Since the beginnings of this country, taxes have been necessary and unwelcome. From the time the first one was imposed to the current day additions, subtractions, exemptions, deductions and all manner of alterations have been made to the tax code. It is huge, complex, provides employment to a substantial sector of the population and is so full of so many favorite oxen that any attempt to change it will gore more than a few.
With U.S. Congress members focused during their August recess on finding ways to lower the corporate tax rate, industry groups and other sectors of society are gearing up to fight proposed changes to the personal income tax.

While tax cuts for business have garnered the most headlines, lobbyists and lawmakers have conceded that rewriting the corporate tax code will be a long slog.

Tackling personal tax rates will be easier, many argue. Looking for an easier legislative win ahead of the 2018 midterm elections, most lawmakers in the Republican majority want to cut individual incomes taxes. President Donald Trump has been pushing hard for tax changes this year.

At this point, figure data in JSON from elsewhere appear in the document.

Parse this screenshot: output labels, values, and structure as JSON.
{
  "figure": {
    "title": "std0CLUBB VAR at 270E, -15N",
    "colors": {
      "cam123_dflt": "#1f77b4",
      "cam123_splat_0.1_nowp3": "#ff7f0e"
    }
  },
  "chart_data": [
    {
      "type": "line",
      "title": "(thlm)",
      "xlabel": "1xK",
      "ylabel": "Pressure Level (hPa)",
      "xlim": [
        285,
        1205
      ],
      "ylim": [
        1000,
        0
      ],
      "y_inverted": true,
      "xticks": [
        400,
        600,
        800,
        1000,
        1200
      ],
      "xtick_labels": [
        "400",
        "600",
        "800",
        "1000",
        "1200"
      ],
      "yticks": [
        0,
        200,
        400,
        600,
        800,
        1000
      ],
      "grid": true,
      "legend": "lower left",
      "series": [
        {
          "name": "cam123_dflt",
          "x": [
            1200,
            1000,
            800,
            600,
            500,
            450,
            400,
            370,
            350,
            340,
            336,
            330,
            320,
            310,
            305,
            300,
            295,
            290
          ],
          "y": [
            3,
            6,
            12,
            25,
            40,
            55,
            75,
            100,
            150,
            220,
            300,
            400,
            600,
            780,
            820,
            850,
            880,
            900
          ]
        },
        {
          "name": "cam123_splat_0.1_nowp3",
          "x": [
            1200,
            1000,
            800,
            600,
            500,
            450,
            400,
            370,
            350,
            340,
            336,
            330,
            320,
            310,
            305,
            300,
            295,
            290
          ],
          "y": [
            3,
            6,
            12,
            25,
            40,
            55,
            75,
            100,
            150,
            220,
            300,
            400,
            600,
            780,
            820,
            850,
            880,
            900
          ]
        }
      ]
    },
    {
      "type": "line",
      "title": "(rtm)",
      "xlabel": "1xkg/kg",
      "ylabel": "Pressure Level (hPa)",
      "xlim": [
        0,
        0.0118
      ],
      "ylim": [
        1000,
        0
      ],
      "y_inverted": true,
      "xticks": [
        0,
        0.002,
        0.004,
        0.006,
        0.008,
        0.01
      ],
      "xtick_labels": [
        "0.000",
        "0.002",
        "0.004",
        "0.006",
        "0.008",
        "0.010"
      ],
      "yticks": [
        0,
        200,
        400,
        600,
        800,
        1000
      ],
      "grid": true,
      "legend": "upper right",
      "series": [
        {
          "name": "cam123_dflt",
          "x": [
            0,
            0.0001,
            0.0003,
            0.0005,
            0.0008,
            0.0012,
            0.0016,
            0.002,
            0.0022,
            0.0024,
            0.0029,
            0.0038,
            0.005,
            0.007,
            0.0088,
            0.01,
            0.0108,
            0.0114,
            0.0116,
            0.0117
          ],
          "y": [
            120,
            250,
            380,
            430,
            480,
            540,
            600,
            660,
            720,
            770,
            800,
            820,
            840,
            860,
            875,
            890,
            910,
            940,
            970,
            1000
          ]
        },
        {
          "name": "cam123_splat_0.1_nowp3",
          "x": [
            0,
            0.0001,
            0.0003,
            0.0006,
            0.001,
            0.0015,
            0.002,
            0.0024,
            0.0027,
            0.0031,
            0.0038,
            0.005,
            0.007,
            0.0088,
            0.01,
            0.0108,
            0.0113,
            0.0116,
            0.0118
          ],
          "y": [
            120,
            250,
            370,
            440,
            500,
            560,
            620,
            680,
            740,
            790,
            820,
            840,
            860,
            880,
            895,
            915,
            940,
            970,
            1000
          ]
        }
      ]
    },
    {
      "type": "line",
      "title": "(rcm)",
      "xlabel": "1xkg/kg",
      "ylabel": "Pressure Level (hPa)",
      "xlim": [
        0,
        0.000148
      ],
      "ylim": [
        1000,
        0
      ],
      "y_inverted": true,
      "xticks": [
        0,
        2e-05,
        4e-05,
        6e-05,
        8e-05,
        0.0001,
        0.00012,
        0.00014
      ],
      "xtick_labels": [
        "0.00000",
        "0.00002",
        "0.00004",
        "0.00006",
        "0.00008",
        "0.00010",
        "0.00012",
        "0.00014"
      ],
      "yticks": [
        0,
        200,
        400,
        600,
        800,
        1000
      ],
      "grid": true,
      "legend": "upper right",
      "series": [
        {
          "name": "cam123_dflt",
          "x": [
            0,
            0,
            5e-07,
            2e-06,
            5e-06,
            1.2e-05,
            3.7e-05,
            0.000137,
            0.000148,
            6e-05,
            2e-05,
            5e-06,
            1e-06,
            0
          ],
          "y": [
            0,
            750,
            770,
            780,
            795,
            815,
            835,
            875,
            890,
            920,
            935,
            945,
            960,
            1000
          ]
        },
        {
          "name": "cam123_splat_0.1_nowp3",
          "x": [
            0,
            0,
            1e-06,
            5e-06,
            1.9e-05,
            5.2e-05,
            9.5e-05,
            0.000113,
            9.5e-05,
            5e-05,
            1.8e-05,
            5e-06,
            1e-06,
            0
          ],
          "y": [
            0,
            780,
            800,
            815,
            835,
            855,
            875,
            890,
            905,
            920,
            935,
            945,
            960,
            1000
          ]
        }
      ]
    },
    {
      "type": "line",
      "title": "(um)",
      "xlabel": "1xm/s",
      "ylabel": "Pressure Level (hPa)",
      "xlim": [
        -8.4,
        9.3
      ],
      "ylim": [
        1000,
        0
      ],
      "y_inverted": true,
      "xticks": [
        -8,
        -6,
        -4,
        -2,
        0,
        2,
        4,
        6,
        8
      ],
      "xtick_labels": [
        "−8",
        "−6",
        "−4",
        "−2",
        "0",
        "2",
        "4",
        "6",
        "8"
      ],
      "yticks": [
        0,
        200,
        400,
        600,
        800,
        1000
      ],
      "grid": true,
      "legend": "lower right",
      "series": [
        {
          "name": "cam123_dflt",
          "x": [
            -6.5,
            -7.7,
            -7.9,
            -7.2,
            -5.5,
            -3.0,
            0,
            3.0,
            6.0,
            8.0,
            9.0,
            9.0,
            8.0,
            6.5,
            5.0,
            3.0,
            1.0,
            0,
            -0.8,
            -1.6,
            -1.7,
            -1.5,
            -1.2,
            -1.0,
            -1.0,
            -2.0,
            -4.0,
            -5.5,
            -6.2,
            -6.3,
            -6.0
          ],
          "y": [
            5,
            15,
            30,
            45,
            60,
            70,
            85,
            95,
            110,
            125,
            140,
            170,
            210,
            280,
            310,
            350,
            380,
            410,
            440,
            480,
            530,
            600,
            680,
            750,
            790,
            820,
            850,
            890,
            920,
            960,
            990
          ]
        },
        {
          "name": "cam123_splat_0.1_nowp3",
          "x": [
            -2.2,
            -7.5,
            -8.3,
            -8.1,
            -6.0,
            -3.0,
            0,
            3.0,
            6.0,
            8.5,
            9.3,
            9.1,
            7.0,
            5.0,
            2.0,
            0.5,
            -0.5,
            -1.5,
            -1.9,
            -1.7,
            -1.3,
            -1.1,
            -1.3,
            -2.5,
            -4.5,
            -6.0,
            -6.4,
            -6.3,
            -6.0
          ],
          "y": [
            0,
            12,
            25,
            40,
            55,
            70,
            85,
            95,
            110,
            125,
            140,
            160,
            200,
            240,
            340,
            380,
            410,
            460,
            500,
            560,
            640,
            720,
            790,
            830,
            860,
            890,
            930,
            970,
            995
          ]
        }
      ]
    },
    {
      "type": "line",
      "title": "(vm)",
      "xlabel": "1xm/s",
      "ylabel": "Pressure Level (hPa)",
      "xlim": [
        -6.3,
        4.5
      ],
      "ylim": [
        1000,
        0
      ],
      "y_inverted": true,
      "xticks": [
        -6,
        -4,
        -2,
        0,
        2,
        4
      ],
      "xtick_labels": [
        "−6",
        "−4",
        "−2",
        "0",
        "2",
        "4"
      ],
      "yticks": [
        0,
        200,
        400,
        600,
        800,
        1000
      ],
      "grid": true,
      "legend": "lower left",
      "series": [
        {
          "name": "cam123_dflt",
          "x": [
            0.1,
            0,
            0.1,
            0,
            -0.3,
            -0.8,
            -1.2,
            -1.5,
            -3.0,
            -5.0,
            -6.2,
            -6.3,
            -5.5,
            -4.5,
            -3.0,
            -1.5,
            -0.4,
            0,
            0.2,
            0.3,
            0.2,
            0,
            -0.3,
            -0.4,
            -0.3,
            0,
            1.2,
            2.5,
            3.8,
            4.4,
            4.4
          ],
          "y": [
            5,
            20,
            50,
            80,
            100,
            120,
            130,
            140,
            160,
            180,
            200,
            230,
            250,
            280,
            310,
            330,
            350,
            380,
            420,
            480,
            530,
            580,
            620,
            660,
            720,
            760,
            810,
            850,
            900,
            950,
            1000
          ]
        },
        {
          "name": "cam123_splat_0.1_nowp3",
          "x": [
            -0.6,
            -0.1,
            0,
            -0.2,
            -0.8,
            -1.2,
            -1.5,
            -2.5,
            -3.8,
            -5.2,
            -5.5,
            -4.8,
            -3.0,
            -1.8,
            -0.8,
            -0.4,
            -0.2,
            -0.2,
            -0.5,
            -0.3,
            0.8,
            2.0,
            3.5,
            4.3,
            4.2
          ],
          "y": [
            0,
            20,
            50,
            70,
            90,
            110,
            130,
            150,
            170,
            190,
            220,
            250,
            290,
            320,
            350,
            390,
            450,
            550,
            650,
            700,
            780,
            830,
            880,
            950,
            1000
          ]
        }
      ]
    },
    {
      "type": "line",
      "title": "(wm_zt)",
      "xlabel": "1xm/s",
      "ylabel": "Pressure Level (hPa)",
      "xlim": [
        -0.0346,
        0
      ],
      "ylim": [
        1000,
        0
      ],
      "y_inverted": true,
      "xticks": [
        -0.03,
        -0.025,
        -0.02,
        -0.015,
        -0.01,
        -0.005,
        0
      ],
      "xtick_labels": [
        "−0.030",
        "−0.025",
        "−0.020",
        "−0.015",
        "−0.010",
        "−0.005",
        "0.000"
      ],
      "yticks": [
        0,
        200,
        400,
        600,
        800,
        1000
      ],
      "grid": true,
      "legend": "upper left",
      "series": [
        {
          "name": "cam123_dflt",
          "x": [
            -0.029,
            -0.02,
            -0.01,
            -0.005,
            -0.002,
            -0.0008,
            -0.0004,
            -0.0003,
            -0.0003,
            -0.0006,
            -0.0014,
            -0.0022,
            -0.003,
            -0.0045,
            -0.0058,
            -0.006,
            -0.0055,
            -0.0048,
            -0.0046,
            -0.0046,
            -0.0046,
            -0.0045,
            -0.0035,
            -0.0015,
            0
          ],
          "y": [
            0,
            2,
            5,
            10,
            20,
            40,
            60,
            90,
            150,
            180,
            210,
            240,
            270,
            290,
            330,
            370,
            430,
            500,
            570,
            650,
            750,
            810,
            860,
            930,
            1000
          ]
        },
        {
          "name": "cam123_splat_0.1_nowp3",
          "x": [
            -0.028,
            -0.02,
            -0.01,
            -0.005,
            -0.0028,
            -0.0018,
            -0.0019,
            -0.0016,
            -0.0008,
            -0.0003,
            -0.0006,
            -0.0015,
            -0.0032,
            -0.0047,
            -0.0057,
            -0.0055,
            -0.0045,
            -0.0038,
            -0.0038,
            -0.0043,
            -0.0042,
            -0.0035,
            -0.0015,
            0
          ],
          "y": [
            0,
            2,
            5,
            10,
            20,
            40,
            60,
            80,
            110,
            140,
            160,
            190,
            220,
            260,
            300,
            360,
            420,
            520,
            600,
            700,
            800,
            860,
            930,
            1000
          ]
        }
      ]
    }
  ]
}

Still, proposed changes to the personal tax code have already stirred opposition from realtors, home builders, mortgage lenders and charities. These groups say proposed changes will hurt home sales and cut charitable contributions.

The National Association of Realtors issued an "August Recess Talking Points" circular imploring members to remind lawmakers that "Homeowners must be treated fairly in tax reform" to avoid "another housing crash."

The group cited a report it commissioned from PwC that estimated home values could quickly dive more than 10 percent if the tax plan becomes law.

To simplify the tax code, Republicans have proposed eliminating nearly all tax write-offs including those for state and local taxes, then doubling the standard deduction. This would eliminate the incentive to itemize and should drastically reduce the number of taxpayers who do so.

Currently, many taxpayers use itemized deductions, claiming write-offs for things like charitable contributions, interest paid on a mortgage and state and local taxes. If the standard deduction becomes larger, fewer taxpayers will need to itemize, reducing the incentive to hold a mortgage or contribute to charity.

Currently, about 30 million taxpayers claim the mortgage interest deduction, with about $70 billion in total claims, according to Robert Dietz, an economist with the National Association of Homebuilders.

Estimates suggest more than half of taxpayers would stop itemizing under the proposed plan, Dietz said, warning that this would create a large ripple effect through the economy. He said people in early years of a mortgage would suffer most, along with prospective home buyers.

Home builders are also fighting the proposed tax code changes.

"I don’t think I would call that a cakewalk," said Jerry Howard, the head of the National Home Builders Association, saying the proposal will face fierce resistance from his group, which represents 130,000 builders. He noted that members operate in every congressional district and employ more than 7 million people.

Charitable organizations are not arguing against increasing the standard deduction. But they are asking members of Congress to consider creating a “universal deduction,” so taxpayers taking the standard deduction can get additional credit for donations without itemizing.

Taxpayers claim an estimated $13 billion each year in charitable deductions. Charities fear giving would plummet if the standard deduction were doubled without creating a universal deduction.
And these are just three groups who are protecting their turf. There are more lobbying to keep their particular favor and in this battle it is not the best idea that will win but the best financed and the Members of Congress are looking forward to the debate.